GIST: "At about 5 p.m. on December 14, 1971, 21-year-old Deborah Noel left work to go to her apartment in northwest Washington, D.C. to make dinner for her boyfriend and boss, Richard Ecroyd. About an hour later, Ecroyd arrived. He knocked and got no response, then knocked again, louder. He heard Noel scream and then a gunshot.
With the help of building personnel, the apartment door was forced open. Noel was found lying on her bed next to an open window of the third floor apartment. She was nude from the waist down and had been shot in the left temple.
Police found vials of scented oil in the room as well as on the ground below the window. The vials were traced to Phoenicia, Ltd., a store specializing in oils, incense and other imported items. Artis Hinson, the owner of the store, identified the handwritten labels as being done in his handwriting. He said that one of his frequent customers was a Black man he knew as “Jahan,” who wore a robe and a fez. Hinson said that he had sold the vials found at the scene on December 6, 1971. He said that the man returned later and purchased more of the oil, which was unusual for a repeat purchase to be made in such a short time. Hinson said the man said he had lost his previous purchases “going through a window.”
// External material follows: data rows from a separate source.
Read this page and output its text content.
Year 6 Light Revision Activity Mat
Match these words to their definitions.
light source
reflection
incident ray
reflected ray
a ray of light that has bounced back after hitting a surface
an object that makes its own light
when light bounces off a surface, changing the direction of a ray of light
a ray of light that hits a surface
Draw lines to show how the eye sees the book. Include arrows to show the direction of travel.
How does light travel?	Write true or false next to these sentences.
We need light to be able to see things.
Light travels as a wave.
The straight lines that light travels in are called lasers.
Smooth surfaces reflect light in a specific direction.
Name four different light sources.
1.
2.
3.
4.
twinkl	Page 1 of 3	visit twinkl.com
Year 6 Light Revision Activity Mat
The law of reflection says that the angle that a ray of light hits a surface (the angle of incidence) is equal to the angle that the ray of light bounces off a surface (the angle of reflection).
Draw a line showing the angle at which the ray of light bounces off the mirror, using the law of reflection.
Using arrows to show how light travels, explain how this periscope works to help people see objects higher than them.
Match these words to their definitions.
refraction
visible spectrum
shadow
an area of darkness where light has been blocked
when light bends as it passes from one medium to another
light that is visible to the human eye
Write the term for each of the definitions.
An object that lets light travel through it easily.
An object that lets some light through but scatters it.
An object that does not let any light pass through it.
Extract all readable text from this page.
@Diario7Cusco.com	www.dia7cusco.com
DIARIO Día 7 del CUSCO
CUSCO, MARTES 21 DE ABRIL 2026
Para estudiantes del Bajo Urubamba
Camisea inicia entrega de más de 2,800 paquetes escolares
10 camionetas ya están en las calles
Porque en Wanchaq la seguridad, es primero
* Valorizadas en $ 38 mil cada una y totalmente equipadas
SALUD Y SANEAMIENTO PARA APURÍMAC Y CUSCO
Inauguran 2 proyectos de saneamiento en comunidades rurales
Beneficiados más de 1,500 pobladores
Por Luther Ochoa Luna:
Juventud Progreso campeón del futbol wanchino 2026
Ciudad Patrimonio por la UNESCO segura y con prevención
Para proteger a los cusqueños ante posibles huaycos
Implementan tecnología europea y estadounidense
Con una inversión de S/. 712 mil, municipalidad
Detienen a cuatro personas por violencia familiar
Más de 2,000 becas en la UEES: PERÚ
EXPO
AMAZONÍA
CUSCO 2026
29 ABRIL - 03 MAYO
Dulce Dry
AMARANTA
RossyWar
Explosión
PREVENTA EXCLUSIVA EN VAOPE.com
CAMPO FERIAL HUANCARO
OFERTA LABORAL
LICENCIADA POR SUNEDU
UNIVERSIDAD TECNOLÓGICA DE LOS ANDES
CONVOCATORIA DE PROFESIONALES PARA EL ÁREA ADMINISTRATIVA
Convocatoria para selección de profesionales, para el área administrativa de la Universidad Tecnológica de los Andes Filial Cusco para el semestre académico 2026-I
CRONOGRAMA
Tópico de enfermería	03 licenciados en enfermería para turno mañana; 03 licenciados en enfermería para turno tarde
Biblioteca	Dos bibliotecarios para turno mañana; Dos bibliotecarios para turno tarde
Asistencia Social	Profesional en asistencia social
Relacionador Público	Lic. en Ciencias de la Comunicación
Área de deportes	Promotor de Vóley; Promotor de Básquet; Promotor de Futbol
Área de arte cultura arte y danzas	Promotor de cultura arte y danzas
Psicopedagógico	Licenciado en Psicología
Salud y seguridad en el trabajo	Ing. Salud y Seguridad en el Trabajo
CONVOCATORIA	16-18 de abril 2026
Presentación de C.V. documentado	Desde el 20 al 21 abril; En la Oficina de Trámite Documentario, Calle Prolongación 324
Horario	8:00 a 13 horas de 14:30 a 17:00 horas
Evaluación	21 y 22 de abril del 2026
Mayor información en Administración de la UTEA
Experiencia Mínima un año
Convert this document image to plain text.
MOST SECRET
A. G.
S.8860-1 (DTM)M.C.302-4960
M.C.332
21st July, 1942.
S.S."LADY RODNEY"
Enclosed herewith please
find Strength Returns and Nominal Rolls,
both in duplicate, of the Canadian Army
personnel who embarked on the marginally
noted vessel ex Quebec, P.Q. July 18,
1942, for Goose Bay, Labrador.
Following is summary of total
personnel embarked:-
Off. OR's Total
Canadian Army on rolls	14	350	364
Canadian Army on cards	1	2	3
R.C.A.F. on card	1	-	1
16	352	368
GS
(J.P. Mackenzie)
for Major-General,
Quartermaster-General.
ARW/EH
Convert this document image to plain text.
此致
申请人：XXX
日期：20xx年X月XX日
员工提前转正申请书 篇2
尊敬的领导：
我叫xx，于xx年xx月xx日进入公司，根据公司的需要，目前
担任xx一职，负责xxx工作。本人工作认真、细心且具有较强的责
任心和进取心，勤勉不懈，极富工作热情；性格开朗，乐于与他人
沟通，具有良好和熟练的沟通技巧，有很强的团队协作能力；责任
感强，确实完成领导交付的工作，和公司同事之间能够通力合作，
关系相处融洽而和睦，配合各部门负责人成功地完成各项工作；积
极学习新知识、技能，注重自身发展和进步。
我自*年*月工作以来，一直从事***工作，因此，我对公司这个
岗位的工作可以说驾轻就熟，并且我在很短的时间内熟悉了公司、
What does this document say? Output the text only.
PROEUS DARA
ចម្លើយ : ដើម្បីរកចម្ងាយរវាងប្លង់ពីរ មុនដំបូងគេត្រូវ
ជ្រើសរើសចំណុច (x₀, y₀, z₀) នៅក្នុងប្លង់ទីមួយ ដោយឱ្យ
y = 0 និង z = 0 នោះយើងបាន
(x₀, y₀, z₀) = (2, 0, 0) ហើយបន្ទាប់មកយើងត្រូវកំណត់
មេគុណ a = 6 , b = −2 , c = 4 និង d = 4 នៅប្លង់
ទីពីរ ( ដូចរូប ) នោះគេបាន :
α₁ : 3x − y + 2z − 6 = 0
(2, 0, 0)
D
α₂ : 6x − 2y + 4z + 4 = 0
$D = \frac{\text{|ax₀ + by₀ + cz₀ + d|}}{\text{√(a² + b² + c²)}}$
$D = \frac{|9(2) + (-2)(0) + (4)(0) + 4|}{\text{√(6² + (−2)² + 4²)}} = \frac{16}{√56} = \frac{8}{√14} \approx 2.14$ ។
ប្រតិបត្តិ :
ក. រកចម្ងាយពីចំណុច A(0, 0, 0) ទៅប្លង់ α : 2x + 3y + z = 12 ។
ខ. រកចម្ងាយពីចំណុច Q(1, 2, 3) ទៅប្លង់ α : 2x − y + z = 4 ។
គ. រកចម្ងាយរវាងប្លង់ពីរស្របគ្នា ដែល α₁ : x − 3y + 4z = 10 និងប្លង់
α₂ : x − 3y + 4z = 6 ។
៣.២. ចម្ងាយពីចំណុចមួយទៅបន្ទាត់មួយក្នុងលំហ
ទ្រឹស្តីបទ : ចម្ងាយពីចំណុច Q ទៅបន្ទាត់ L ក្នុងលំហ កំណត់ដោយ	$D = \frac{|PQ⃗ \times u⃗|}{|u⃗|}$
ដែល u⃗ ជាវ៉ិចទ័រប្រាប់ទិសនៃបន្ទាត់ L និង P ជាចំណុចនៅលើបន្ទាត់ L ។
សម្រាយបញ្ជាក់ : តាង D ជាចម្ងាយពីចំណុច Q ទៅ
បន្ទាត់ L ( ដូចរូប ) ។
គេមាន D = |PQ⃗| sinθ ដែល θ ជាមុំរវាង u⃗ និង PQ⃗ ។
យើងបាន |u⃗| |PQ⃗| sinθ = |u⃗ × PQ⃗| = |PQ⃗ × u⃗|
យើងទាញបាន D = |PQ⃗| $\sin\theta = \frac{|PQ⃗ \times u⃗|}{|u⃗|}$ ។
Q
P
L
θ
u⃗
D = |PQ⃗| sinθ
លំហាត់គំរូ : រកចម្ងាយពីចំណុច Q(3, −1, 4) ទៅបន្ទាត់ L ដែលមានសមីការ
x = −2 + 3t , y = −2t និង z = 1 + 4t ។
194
Police found witnesses who said they had seen a Black man wearing a robe in the apartment building prior to the crime. One witness was shown a photographic lineup and identified 21-year-old John Ausby as the man she saw.
On December 17, 1971, Ausby was arrested in New York City. Police confiscated a .357 Magnum revolver that contained two empty cartridges and four live bullets. He was charged with murder, rape, and burglary for the death of Noel. He also was charged with the October 1971 murders of two women from Australia who were visiting Washington, D.C.
On November 2, 1971, the bodies of Sharan Tapp, 22, and Sheral Frahm, 24, had been found in their apartment about a mile from Noel’s apartment. They apparently had been fatally shot on October 29. Two witnesses told police that Ausby subsequently had admitted he killed Tapp and Frahm, and referred to them as “white devils.”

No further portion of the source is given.